GISEVIUS: Herr Präsident! Es ging nicht nur um die Frage des Gewissens, es ging darum, daß heute noch Angehörige leben, die eventuell falschen Anschuldigungen ausgesetzt werden können, und deswegen mußte ich sagen, in Bezug auf die Gespräche im Ausland, die ich schildern werde, daß auch unser enger Freundeskreis sich über das Ausmaß des Zulässigen nicht in allem schlüssig war. Der eine ging hierin weiter und der andere zog engere Grenzen. Zum Beispiel bin ich dem Andenken des toten Admirals Canaris schuldig, hier angesichts vieler falscher Pressemeldungen richtigzustellen, daß er Konspirationen mit dem Auslande ablehnte, und ich muß mich dagegen verwahren, daß etwas, was ich aussage, jetzt auf Männer bezogen wird, deren Namen ich vorher genannt habe. Das war der Grund, weswegen ich die Erklärung abgeben wollte, und ich wollte gleichzeitig sagen, daß unsere Freunde, die so etwas machten, für sich den Vorwurf des Landesverrates ablehnten, weil wir uns menschlich zu diesem Schritt verpflichtet fühlten.

DR. DIX: Also, was geschah nun?

GISEVIUS: Es geschah folgendes: Sofort als Hitler seine Absicht bekundete, die Tschechoslowakei mit Krieg zu überziehen, haben Freunde fortlaufend die Englische Regierung zu unterrichten versucht von der ersten Absicht bis zum letzten Entschluß. Die Kette dieser Schritte begann mit einer Reise Goerdelers im Frühjahr 1938 nach London, wo er von dem Vorhandensein einer solchen oppositionellen Gruppe Mitteilung machte, die zum Letzten entschlossen sei. Es wurde dann im Namen dieser Gruppe die Englische Regierung fortlaufend unterrichtet, was sich anbahnte, und daß es unbedingt nötig sei, Klarheit zu schaffen vor dem deutschen Volke und vor den Generalen, daß jeder Schritt über die tschechische Grenze für die Westmächte ein Kriegsgrund sei. Als die Krise sich dem Höhepunkt näherte, und als wir unsere Putschvorbereitungen bis ins Letzte vorbereitet hatten, unternahmen wir einen nach Form und Inhalt ungewöhnlichen Schritt und ließen die Englische Regierung wissen, daß es in den kommenden diplomatischen Verhandlungen nicht, wie Hitler behauptete, um die Sudetenlande ginge, sondern daß Hitler die gesamte Tschechoslowakei mit Krieg zu überziehen gedenke, und daß, wenn die Englische Regierung ihrerseits fest bleibe, wir die Zusicherung geben könnten, es würde nicht zum Kriege kommen.
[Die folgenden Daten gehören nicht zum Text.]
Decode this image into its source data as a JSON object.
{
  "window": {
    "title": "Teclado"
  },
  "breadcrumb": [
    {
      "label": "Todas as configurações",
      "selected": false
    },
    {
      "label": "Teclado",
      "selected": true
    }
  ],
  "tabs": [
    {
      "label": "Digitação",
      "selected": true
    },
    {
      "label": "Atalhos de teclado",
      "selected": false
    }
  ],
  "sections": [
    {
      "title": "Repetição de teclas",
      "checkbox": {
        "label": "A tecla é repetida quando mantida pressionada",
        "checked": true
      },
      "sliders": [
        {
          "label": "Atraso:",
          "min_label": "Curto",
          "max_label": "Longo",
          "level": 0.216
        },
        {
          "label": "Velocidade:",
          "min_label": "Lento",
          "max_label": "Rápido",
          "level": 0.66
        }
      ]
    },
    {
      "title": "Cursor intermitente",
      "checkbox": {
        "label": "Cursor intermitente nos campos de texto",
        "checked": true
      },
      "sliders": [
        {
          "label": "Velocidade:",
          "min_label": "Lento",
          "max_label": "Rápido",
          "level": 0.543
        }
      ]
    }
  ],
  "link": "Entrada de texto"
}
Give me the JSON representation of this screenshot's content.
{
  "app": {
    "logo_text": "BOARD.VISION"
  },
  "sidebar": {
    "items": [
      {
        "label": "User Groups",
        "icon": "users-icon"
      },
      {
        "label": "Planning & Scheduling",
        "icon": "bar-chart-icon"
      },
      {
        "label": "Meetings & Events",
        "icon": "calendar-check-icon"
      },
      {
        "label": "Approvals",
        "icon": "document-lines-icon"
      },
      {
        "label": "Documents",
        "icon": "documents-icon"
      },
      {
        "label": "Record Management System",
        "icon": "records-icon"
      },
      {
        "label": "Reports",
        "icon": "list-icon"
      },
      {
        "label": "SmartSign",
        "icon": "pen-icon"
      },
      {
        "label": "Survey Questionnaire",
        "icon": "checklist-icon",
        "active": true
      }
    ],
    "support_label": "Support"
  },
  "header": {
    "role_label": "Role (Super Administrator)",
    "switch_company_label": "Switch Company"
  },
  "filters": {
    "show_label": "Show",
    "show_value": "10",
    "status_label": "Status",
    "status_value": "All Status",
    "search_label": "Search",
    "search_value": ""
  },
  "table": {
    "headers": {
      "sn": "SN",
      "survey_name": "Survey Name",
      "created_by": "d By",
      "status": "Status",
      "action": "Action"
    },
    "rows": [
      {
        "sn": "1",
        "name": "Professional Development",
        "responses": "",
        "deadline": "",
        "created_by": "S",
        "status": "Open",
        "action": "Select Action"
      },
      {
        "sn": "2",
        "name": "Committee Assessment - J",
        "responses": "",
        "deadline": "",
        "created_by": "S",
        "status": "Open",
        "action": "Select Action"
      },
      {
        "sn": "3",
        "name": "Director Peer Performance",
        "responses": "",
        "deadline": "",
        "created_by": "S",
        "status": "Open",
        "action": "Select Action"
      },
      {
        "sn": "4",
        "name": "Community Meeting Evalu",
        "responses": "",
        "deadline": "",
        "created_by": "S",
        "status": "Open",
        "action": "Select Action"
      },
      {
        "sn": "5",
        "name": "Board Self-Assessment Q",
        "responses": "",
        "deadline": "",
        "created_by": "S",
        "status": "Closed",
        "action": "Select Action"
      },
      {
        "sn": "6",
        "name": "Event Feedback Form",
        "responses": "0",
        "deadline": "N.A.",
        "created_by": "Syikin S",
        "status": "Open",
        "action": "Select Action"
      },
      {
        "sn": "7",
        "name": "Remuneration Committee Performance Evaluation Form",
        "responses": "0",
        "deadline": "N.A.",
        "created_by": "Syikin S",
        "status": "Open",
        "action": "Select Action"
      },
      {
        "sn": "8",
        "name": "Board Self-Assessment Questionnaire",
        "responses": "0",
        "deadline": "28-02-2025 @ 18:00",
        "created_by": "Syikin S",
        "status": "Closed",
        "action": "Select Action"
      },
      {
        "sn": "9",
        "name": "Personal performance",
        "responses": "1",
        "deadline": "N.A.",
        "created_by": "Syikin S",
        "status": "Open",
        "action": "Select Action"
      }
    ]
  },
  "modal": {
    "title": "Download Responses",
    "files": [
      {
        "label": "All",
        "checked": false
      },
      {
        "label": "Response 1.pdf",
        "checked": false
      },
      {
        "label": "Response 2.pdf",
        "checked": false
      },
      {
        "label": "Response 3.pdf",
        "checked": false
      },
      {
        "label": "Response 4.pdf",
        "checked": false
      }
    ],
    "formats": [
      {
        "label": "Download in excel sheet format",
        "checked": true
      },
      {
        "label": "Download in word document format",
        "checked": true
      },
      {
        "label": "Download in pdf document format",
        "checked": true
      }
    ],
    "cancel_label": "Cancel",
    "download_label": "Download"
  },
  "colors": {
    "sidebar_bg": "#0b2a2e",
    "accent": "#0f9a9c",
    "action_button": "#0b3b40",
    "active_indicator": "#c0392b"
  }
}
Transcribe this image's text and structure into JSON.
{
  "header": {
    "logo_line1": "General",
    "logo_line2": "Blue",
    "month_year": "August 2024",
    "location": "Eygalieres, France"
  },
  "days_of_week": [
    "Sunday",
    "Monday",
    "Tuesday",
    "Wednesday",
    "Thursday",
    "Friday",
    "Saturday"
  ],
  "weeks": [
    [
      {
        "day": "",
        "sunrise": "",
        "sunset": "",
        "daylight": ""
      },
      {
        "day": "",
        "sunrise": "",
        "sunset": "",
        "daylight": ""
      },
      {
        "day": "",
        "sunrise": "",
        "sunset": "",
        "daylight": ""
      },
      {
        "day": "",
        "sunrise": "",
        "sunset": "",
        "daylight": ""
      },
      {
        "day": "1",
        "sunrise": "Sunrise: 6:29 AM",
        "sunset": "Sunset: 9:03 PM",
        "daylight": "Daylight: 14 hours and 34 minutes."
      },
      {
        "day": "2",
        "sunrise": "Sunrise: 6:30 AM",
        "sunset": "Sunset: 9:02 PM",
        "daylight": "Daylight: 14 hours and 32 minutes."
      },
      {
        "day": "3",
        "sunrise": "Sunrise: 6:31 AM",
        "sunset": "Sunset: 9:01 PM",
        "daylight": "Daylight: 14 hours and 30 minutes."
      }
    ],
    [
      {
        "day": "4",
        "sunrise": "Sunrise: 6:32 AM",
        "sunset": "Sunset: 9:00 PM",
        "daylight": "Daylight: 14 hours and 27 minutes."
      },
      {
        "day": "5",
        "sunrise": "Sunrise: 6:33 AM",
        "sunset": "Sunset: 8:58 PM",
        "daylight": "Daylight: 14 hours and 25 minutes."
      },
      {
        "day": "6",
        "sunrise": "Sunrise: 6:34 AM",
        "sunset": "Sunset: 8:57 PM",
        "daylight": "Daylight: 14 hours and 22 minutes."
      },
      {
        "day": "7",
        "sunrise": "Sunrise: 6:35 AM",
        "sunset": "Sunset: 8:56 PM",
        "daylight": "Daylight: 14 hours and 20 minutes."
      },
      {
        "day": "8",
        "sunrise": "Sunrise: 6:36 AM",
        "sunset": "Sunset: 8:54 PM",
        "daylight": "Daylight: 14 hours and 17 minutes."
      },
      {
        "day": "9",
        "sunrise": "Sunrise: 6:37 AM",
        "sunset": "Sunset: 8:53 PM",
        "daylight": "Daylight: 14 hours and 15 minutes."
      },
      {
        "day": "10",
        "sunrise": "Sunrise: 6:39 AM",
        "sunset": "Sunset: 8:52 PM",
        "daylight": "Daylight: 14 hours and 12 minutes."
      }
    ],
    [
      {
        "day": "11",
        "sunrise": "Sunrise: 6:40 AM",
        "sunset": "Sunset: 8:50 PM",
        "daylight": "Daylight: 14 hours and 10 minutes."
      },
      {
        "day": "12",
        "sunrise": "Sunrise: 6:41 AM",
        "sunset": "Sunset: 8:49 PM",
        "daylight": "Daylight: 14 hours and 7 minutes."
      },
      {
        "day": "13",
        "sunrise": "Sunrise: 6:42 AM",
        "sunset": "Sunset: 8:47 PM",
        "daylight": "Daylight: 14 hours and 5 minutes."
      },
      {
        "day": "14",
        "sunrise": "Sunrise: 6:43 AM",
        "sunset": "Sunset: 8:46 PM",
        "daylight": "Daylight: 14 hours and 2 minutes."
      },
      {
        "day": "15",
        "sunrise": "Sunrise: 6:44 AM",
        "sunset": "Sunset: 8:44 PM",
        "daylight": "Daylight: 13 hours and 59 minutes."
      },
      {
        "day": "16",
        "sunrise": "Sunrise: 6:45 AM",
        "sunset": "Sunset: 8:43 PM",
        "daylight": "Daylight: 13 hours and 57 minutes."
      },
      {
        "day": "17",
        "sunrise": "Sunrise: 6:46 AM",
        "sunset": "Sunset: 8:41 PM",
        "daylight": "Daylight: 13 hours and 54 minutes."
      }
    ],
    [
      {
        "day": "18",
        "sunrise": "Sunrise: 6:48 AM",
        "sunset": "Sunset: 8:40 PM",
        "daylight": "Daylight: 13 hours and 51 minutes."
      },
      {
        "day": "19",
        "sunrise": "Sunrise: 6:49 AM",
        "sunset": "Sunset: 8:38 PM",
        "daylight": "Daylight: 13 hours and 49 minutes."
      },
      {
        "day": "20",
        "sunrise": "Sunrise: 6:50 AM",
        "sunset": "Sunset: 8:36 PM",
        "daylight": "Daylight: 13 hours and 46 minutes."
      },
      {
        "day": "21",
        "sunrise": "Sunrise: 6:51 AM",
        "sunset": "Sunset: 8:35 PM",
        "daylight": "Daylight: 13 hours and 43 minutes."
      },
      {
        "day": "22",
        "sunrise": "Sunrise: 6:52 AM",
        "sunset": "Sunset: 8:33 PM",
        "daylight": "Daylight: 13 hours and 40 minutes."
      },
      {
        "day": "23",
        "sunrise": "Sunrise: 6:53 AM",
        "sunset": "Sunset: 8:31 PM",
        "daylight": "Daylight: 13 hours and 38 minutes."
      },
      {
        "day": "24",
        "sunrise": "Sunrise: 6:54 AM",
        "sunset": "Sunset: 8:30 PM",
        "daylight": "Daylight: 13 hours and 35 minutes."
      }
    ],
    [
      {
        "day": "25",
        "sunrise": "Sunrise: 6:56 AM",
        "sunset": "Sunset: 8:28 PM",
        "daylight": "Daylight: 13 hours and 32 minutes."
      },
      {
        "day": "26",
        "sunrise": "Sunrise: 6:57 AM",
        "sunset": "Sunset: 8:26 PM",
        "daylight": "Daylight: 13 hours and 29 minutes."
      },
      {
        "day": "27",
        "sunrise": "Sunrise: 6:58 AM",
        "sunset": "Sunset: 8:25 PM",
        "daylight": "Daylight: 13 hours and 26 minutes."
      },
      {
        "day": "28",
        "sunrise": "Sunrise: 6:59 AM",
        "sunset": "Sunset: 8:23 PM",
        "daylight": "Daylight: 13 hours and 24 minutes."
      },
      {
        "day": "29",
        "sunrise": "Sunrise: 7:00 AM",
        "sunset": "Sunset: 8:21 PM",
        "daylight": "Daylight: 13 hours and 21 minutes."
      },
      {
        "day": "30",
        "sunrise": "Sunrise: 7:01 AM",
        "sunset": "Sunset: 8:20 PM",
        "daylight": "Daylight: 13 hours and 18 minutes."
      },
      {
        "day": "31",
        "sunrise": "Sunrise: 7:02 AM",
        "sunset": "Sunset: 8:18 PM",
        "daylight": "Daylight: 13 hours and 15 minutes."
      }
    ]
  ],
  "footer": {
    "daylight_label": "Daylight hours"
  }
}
Das waren damals unsere Versuche, auch von außen her eine gewisse Hilfe in unserem Kampfe zur psychologischen Vorbereitung eines Putsches zu erhalten.

DR. DIX: Wir eilen nun in den September 1938 und zur Krise, die dann zu München führte. Wie war in dieser Zeit die Tätigkeit Ihrer Verschwörergruppe?

GISEVIUS: Je mehr die Krise nach München führte, versuchten wir, Halder zu überzeugen, er solle unverzüglich den Putsch auslösen. Als Halder nicht ganz klar war, bereitete Witzleben alles im einzelnen vor. Ich schildere jetzt nur die letzten beiden dramatischen Tage. Am 27. September war es klar, daß Hitler auf das Ganze gehen wolle. Um das deutsche Volk kriegslustig zu machen, ordnete er einen Umzug der Berliner Armee durch Berlin an. Witzleben hatte ihn durchzuführen. Der Umzug hatte eine völlig gegenteilige Wirkung. Die Bevölkerung, die annahm, die Truppen sollten in den Krieg ziehen, zeigte ihr offenes Mißfallen. Die Truppe sah keinen Jubel, sondern geballte Fäuste, und Hitler, der sich vom Fenster der Reichskanzlei diesen Umzug ansah, erhielt einen Wutanfall, trat zurück von seinem Fenster, erklärte, mit so einem Volke kann ich keinen Krieg führen, und Witzleben kam entrüstet nach Hause und sagte, am liebsten hätte er sofort vor der Reichskanzlei abprotzen lassen. Am nächsten Morgen...

DR. DIX: Einen Moment, das hat Witzleben Ihnen gesagt, »am liebsten hätte er vor der Reichskanzlei abprotzen lassen«?

GISEVIUS: Jawohl.

DR. DIX: Und woher leiten Sie Ihre Kenntnis der Bemerkung Hitlers her, als er vom Balkon zurücktrat?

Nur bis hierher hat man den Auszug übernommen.